Things are quiet around the garden; we are awaiting the delivery of yards and yards of dirt, to fill in and build up the planting boxes. My son, bless him, took on the onerous task of the cat litter box, which I had planned to deal with this morning. I think I can cook, but nothing complicated, and that's why I have planned on kielbasa and kraut, and some Italian pinwheel rolls.

But first, I want to revisit the beef stew. This morning I pulled it out of the refrigerator and proceeded to remove the layer of fat that had conveniently risen to the top and hardened. You can see that some of the seasoning - those are thyme leaves - came with it.  No way to avoid it, and that is why I recommend checking for seasoning after the fat is removed on the second day.  Just a reminder that the beef heart is glorious. I would have no reservations about replacing all of the stew beef with beef heart.

Kielbasa and Kraut

Kielbasa and Kraut is one of the easiest dishes to make, and one that my husband and son will scarf up with alacrity, forsaking all else I've cooked that week. When you look at the ingredients you may go "ick" - who combines sour cream with sauerkraut? - but it works so well, you really should try it at least once.

1 pound sliced kielbasa (I have always used Hillshire Farms for this. Always.)
2 onions, halved and sliced
1 - 1 pound jar sauerkraut, drained but not rinsed (I prefer Silver Floss Bavarian Style)
kosher salt and ground black pepper, to taste
caraway seeds, to taste
1 cup dairy sour cream
1 heaping tablespoon mayonnaise (Hellmann's, please)

Place the onions into the bottom of a deep, no-stick skillet.

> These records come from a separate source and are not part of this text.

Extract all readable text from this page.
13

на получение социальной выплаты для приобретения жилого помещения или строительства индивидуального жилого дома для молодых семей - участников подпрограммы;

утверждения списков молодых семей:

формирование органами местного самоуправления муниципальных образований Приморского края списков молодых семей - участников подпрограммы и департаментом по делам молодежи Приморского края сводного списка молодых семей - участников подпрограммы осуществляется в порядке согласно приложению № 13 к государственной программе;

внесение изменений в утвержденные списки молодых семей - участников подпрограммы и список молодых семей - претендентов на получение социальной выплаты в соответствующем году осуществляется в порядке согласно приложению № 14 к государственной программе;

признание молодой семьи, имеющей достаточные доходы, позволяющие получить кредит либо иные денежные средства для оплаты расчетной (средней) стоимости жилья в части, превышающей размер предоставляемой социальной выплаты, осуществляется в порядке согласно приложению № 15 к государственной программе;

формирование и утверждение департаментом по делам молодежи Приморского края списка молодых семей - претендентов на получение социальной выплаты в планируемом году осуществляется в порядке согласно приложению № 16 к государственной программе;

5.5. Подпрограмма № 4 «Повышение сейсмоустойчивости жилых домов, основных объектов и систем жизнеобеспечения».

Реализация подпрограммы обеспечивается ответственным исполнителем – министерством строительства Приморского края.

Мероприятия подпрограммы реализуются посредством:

Cover with the kielbasa. Cover the pan and steam over medium-low heat until the onions are soft. Remove the cover, mix in the sauerkraut, salt, pepper and caraway seeds, and let heat through.

Just before serving, mix the sour cream with the mayonnaise to make a smooth sauce.  Add slowly to the kielbasa, stirring over a low heat.  Add more pepper if necessary.  Serve with some kind of noodle side dish.

The pinwheels ... ahhhhh, I was so sure I had already posted this recipe - I made the first batch last week, took some good photos - that I was surprised when I couldn't find the post. More brain fog, I presume. Anyway, I did make them today, and they came out even better than the first batch, and I will type it all up for tomorrow's blog.